Aasif Mandvi - Getty - H 2016
Getty Images

Aasif Mandvi - Getty - H 2016

"We don’t want a pro forma apology extracted out of him reluctantly by a reporter," wrote the comedian.

Former Daily Show correspondent Aasif Mandvi wants President-elect Donald Trump to start tweeting about the "hate groups" that support him, according to an essay the comedian wrote for The New York Times, which went online on Saturday.

"When the president-elect wants to unleash his disapproval, or his thin skin has been ever so slightly bruised, the people responsible can be sure to find themselves on the receiving end of a Twitter barrage like none other," wrote Mandvi.

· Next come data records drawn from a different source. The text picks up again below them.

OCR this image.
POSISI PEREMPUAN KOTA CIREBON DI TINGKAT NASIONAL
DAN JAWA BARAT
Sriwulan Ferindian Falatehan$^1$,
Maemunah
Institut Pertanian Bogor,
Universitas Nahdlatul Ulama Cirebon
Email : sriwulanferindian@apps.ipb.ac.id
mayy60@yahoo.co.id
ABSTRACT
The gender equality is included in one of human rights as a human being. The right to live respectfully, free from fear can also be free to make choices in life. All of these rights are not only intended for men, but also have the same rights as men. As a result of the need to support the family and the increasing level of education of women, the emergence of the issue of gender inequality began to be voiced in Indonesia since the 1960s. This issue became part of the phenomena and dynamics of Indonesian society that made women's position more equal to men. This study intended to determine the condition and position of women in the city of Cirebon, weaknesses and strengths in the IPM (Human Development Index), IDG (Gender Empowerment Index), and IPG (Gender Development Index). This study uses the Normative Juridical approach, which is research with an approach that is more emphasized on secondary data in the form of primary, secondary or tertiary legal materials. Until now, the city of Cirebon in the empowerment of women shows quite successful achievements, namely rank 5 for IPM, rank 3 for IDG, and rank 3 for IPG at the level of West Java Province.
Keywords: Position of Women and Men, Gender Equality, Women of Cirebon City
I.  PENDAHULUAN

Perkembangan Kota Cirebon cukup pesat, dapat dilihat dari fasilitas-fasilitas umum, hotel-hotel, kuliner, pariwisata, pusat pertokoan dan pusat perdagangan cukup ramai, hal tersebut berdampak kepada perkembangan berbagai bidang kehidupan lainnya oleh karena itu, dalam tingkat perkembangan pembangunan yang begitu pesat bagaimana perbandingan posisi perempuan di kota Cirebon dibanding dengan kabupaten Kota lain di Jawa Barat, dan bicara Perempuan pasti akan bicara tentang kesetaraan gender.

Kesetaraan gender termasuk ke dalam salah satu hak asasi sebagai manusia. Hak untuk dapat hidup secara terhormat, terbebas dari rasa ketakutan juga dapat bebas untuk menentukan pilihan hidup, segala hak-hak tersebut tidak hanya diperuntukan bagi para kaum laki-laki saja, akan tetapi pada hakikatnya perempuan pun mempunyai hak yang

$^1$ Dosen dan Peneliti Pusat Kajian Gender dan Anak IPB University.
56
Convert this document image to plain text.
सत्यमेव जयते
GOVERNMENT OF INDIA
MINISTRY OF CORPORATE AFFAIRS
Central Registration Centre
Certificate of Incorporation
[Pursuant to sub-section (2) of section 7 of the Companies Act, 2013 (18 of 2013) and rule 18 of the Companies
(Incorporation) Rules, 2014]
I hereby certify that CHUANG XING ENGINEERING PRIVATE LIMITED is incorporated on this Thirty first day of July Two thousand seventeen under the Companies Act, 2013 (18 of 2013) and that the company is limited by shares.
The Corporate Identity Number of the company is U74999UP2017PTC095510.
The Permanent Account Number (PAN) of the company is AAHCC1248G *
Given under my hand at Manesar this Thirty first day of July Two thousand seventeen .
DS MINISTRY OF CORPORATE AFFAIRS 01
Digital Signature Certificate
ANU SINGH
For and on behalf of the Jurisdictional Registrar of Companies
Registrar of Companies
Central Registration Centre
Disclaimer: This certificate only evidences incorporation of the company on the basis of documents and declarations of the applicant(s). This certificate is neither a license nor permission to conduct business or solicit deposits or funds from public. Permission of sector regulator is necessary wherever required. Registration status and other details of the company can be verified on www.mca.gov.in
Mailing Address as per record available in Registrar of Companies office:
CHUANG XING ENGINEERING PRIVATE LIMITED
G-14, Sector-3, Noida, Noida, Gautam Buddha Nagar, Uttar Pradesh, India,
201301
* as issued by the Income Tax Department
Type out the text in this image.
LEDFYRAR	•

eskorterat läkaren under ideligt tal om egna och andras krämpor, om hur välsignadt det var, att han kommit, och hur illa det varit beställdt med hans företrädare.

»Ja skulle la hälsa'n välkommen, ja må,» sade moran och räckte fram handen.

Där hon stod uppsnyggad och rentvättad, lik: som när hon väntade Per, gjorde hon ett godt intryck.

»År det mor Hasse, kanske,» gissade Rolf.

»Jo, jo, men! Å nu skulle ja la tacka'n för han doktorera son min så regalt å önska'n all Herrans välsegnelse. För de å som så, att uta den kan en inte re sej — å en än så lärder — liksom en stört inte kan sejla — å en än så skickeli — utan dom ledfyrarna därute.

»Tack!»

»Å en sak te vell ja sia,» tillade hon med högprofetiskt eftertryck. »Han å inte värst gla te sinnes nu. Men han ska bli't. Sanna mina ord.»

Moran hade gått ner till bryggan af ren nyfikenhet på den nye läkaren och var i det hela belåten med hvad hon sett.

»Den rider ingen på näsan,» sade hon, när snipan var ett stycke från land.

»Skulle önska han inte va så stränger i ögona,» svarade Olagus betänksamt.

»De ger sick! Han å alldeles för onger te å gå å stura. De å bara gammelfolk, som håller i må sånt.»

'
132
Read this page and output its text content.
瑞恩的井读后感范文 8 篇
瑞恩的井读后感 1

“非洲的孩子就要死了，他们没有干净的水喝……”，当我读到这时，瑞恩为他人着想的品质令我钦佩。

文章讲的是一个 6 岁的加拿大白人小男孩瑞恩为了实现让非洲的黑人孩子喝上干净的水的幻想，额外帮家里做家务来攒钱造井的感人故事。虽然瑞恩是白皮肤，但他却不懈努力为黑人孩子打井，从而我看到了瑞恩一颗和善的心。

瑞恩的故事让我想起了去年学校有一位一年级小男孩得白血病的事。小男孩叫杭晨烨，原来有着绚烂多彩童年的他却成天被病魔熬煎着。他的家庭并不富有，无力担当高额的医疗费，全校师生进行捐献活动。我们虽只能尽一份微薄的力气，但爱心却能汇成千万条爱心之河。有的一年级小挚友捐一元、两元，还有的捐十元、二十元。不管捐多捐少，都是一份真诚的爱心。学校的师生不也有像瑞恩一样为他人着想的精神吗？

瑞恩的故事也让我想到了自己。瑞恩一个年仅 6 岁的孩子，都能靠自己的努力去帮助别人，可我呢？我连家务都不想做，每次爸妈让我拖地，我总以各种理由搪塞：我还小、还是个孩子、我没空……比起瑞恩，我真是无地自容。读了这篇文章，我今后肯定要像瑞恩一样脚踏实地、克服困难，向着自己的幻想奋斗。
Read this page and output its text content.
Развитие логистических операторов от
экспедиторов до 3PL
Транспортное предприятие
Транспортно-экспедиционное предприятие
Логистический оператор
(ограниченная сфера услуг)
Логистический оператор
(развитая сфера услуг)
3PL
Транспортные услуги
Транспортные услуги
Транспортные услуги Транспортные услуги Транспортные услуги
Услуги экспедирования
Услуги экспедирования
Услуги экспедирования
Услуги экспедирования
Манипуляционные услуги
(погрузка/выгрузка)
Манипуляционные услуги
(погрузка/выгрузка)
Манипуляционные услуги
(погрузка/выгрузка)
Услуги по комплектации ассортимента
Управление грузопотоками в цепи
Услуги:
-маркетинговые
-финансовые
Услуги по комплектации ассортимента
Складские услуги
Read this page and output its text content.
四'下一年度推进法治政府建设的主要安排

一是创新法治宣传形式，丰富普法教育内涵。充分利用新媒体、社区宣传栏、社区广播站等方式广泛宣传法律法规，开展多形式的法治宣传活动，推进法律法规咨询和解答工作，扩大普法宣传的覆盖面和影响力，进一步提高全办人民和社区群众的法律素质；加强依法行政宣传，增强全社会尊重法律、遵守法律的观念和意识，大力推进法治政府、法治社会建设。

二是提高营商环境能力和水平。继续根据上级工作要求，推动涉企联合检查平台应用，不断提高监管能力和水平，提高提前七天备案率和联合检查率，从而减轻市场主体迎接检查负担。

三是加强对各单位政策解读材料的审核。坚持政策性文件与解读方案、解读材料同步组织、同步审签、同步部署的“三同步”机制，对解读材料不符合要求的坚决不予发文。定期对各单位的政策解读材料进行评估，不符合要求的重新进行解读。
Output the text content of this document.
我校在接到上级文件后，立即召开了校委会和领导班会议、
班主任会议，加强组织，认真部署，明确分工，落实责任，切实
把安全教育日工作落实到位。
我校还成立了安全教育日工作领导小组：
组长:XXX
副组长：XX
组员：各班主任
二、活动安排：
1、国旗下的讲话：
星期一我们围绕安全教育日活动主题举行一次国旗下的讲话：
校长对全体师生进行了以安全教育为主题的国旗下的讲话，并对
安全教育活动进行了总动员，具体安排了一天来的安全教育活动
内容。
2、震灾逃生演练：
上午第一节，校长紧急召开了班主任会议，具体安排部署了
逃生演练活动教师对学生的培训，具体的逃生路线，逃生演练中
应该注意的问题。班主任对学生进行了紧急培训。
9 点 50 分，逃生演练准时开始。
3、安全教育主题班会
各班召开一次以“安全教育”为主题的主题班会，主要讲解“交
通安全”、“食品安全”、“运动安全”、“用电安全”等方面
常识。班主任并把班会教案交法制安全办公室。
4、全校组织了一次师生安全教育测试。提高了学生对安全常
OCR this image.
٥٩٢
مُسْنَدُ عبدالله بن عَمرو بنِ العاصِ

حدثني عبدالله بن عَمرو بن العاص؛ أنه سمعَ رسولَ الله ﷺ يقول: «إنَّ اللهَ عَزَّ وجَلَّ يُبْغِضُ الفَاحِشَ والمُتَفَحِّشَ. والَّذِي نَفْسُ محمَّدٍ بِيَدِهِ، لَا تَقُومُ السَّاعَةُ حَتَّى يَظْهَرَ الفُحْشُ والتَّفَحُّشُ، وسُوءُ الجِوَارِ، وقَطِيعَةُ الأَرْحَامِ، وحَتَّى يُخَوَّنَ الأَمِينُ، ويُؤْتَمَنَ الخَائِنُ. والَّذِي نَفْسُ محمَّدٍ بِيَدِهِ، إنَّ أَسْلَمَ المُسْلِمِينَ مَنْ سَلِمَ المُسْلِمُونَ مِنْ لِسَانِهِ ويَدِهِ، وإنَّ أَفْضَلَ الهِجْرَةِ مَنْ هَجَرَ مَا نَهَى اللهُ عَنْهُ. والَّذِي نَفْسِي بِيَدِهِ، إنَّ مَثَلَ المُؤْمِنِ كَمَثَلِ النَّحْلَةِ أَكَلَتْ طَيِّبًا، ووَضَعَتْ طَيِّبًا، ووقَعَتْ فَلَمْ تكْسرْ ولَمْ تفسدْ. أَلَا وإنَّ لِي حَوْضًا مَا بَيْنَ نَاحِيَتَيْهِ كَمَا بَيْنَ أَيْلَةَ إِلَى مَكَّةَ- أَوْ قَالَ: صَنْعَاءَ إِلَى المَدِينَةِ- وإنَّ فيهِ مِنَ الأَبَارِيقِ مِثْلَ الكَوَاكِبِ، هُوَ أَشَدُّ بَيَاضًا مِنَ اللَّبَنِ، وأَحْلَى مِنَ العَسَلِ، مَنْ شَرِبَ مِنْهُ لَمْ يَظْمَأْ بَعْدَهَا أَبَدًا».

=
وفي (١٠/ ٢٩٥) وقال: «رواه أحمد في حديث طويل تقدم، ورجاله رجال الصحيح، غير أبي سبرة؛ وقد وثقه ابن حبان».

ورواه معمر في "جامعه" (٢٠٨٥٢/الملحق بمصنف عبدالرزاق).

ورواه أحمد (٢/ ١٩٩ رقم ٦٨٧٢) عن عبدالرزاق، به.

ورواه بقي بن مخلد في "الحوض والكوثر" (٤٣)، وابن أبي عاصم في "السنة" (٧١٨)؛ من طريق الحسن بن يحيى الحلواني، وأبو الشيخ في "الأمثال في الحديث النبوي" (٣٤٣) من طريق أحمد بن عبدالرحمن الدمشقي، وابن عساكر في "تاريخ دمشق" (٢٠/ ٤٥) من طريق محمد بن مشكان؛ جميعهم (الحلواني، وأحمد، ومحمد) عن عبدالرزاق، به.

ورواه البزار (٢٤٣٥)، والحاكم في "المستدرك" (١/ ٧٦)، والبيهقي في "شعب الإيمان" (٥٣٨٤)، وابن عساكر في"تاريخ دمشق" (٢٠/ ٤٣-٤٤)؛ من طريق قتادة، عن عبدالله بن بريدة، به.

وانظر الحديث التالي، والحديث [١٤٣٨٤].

In his essay, the comedian, who grew up as a Muslim, called on Trump to "attack these hate groups and the people perpetrating hate crimes in his name the way he attacked the cast of the Broadway hit Hamilton, the cast of Saturday Night Live, the television personality Rosie O’Donnell, Gold Star families, The New York Times, Miss USA, the Fox News anchor Megyn Kelly, women accusing him of sexual misconduct, protesters and the I.R.S."

Mandvi suggested Trump should use his Twitter handle to tackle the issue, not the press, referencing his "Stop it" comment to 60 Minutes about acts of violence since the election. "We don’t want a pro forma apology extracted out of him reluctantly by a reporter," wrote Mandvi. "We want him to feel so hurt and angry about Nazis using his name that he is up tweeting at 3 a.m."

He even offered up sample tweets for Trump to use. "Neo-Nazis are haters and losers. Nasty people. #smallhands #lowenergy," or, "Time to retire the boring and unfunny Hitler salute, highly overrated," suggested Mandvi.

"For now we are waiting for Mr. Trump to do what only he can do best: call out the racists and the bigots in 140-character hyperventilating temper tantrums," concluded Mandvi.

Mandvi spoke to The Hollywood Reporter back in August about the election, calling it "the most absurdist version of what you’d think would potentially happen."